On Tuesday, the Obama Administration released their final budget request to Congress, seeking $4.1 trillion in federal spending in fiscal year 2017, with $3.6 trillion projected in revenue. As we previewed last week, the Administration included in its request a change to the Cadillac/excise tax that would provide relief to states with healthcare costs. Instead of a single national standard, if a state’s average premium for a gold marketplace plan exceeded the current standard, then the tax would be adjusted to reflect the value of the average gold premium plan. States that don’t meet this criterion would default to the existing standard. The Administration argues that this change provides permanent relief from the tax and helps employers in high cost areas from being subjected to the tax. The president’s budget request also included a provision to make it easier for employers offering flexible spending accounts to determine how much they would owe under the tax. The Administration claims that these changes would cost $1.26 billion over the next decade.
NAHU is hopeful that this proposal is part of an ongoing evolution by the Administration in its position on the Cadillac/excise tax and that it will be open to considering a full repeal this year. A vast majority of members of the House of Representatives support repealing the tax with their co-sponsorship of H.R. 879 and H.R. 2050 and 39 senators have signed onto companion legislation. The Senate also voted overwhelmingly 90-10, including many leading Democratic supporters of the law as a whole, on an amendment to repeal the provision as part of the failed reconciliation package. While this did not pass, Congress and the Administration agreed to delay the tax last year as part of the omnibus budget agreement, signaling that both sides are open to finding agreement on addressing the tax. We remain fully committed to working with Congress and the Administration on permanently repealing the tax and are continuing our efforts with our coalition partners in the Alliance to Fight the 40 and the National Coalition on Benefits on this repeal. You can help us in this effort by sending an Operation Shout today.
In addition to the Cadillac/excise tax proposal, other major health-related items in the budget request included an overall budget of $1.1 trillion for the Department of Health and Human Services, $27.6 billion in Medicaid/CHIP spending over 10 years, and the president’s billion dollar “moonshot” for cancer research. The budget request also included $2.1 billion to operate the federal marketplaces, of this $744 million would be spent on outreach, $659 million on operations, and $657 million on IT costs. The Administration projects that $1.6 trillion of the $2.1 trillion would be offset by the 3.5% user fee levied on plans sold on HealthCare.gov, meaning that it falls about $535 million short of the budget and will need to come to a consensus with Congress if it seeks to fully fund its full request.
The Administration also released details on its efforts to widen the window of opportunity for states to expand Medicaid. The White House is attempting to address the federal-matching funds gap that was created when the Supreme Court invalidated the mandatory expansion in their 2012 ruling. Under the proposal, states would receive a 100% federal match on their expanded population for three years, aligning it to the original statutory intent when federal funds were provided to states from 2014-16, then reducing on a schedule to a permanent 90% match thereafter.
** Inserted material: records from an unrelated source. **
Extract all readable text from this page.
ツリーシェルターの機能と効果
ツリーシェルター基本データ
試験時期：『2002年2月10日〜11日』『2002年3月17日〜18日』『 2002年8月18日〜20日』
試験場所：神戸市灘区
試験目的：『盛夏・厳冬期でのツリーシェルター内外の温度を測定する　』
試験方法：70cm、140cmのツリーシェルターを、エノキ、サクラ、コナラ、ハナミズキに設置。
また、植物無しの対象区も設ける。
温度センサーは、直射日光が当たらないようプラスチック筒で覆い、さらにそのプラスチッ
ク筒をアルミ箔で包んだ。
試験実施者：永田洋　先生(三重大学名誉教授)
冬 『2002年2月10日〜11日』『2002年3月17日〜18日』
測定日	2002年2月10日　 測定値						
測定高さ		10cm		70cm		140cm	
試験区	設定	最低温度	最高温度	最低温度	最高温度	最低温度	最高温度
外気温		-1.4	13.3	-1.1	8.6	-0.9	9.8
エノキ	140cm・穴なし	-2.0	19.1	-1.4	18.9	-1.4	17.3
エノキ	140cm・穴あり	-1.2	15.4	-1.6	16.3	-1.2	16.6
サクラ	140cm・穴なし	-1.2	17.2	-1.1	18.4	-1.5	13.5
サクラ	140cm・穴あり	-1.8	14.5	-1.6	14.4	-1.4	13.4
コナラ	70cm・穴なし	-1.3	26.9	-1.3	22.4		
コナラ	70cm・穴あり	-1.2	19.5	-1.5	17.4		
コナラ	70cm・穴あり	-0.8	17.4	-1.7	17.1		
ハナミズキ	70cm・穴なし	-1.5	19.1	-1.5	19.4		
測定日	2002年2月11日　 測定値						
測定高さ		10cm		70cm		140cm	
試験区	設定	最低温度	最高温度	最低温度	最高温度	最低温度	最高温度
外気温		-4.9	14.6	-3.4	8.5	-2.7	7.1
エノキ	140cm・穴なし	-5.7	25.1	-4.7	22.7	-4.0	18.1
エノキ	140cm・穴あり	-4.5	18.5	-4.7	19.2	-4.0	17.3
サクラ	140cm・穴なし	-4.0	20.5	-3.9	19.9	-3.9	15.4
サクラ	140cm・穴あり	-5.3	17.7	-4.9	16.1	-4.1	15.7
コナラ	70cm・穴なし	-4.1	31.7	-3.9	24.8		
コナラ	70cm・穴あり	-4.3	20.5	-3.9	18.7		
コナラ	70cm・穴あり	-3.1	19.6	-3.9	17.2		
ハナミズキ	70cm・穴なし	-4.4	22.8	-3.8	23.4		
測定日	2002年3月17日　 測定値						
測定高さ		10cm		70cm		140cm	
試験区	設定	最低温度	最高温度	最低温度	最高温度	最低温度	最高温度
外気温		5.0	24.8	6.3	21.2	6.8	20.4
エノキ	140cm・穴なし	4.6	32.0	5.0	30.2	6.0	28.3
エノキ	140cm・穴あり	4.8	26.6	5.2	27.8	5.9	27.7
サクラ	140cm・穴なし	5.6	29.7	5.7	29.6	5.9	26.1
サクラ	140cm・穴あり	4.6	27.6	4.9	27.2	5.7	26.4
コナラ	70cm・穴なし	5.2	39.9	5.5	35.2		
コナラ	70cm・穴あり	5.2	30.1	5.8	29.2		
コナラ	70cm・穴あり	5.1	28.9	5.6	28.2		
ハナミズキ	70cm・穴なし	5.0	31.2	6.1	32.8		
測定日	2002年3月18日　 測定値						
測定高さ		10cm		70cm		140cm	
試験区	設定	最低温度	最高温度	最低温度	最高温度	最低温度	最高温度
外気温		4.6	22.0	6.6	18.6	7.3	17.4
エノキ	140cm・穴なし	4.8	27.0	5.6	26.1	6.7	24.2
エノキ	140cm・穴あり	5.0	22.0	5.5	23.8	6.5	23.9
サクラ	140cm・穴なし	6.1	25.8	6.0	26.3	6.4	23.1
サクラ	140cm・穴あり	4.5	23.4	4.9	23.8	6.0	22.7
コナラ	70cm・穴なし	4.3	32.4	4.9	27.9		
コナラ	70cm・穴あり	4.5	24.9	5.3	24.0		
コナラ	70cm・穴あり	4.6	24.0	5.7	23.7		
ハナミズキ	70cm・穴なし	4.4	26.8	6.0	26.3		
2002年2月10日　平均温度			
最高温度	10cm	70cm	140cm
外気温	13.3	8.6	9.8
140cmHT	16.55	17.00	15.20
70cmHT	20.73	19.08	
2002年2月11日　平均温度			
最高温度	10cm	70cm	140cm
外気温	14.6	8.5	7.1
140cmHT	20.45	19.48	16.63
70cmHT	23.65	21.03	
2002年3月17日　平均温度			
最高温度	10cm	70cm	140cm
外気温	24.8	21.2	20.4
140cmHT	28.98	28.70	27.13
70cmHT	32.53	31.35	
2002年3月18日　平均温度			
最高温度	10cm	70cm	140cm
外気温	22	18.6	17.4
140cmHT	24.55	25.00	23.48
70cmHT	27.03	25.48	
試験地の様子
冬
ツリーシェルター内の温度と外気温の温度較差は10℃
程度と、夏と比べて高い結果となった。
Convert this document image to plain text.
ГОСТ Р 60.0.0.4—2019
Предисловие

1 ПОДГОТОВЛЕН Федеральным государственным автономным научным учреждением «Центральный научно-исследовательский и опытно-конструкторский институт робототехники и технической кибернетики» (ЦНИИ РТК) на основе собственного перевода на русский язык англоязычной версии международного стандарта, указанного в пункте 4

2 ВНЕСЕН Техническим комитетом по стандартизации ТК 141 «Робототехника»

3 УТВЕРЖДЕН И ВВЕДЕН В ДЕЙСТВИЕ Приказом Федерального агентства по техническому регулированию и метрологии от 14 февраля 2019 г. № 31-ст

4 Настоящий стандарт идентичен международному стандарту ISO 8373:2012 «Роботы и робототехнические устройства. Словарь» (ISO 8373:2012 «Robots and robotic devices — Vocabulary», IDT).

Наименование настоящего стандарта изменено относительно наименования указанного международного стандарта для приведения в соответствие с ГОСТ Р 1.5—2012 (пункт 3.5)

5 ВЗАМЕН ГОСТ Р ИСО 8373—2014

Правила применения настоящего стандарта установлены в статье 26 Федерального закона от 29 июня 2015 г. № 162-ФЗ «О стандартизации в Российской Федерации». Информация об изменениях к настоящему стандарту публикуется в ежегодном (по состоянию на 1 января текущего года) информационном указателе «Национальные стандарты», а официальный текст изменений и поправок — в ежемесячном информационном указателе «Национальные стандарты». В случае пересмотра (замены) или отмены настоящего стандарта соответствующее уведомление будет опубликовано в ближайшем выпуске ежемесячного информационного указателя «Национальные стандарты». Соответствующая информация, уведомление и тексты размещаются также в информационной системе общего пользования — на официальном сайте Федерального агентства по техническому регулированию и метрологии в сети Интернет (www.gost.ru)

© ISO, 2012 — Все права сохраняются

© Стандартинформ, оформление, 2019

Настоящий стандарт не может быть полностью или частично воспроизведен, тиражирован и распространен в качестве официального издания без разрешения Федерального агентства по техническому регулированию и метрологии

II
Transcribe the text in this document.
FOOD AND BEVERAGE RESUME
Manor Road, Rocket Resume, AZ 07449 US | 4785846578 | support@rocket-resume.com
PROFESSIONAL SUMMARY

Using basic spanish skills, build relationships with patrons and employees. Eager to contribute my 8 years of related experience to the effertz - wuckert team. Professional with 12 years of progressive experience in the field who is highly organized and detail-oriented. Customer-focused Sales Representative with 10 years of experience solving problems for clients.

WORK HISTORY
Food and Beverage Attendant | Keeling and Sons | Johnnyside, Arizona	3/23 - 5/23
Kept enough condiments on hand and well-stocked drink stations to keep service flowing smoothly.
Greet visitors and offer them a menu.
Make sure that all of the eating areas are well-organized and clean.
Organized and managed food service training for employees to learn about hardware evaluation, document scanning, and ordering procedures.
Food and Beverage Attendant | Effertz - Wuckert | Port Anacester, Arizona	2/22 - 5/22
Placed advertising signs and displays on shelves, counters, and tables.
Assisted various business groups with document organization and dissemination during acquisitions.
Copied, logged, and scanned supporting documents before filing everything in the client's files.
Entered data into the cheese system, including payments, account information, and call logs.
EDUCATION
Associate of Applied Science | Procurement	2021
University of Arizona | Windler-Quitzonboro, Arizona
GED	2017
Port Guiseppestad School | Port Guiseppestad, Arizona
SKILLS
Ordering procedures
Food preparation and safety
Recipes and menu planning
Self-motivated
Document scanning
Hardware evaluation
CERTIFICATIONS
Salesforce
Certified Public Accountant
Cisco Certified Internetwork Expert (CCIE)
Other health-related items in the budget included a proposal to close a tax loophole designed to offset the costs of the ACA. High-income earners are subject to a 3.8% “net investment income tax” on passive income such as dividends, rents, royalties and interest, with funds earmarked for Medicare, but many have been able to skirt this by reclassifying themselves as active participants in businesses and passing investment income through them. Also, as part of the Administration’s push for quality-based care, it advocates for bonuses for hospitals that collaborate with alternative payment models such as accountable care organizations, bundled payment models, and patient-centered medical homes. Bonuses would begin in 2022 and be paid through the inpatient prospective payment system permanently, and through the outpatient system through 2024, and would be paid for by reducing inpatient and outpatient payments to all providers. The Administration announced that it expects to meet its goal of transitioning 30% of Medicare payments to alternative models by the end of the year.
It’s important to keep in mind that the president’s budget request is just that—a request to Congress for them to consider when they draft their own budget. Under ideal circumstances, the president would submit a budget request and Congress would put forth their budget proposal and the Administration and Congress would work together at creating a cohesive document. Of course government, and especially divided government, doesn’t quite work like that. House Speaker Paul Ryan (R-WI) helped underscore this point when he responded to the budget request by stating, “This isn’t even a budget so much as it is a progressive manual for growing the federal government at the expense of hardworking Americans.” Given that, this means that the president’s budget was effectively dead on arrival, but it does help to frame the priority policy issues that the Administration intends to advance in the overall budget negotiation process over the course of the next several months.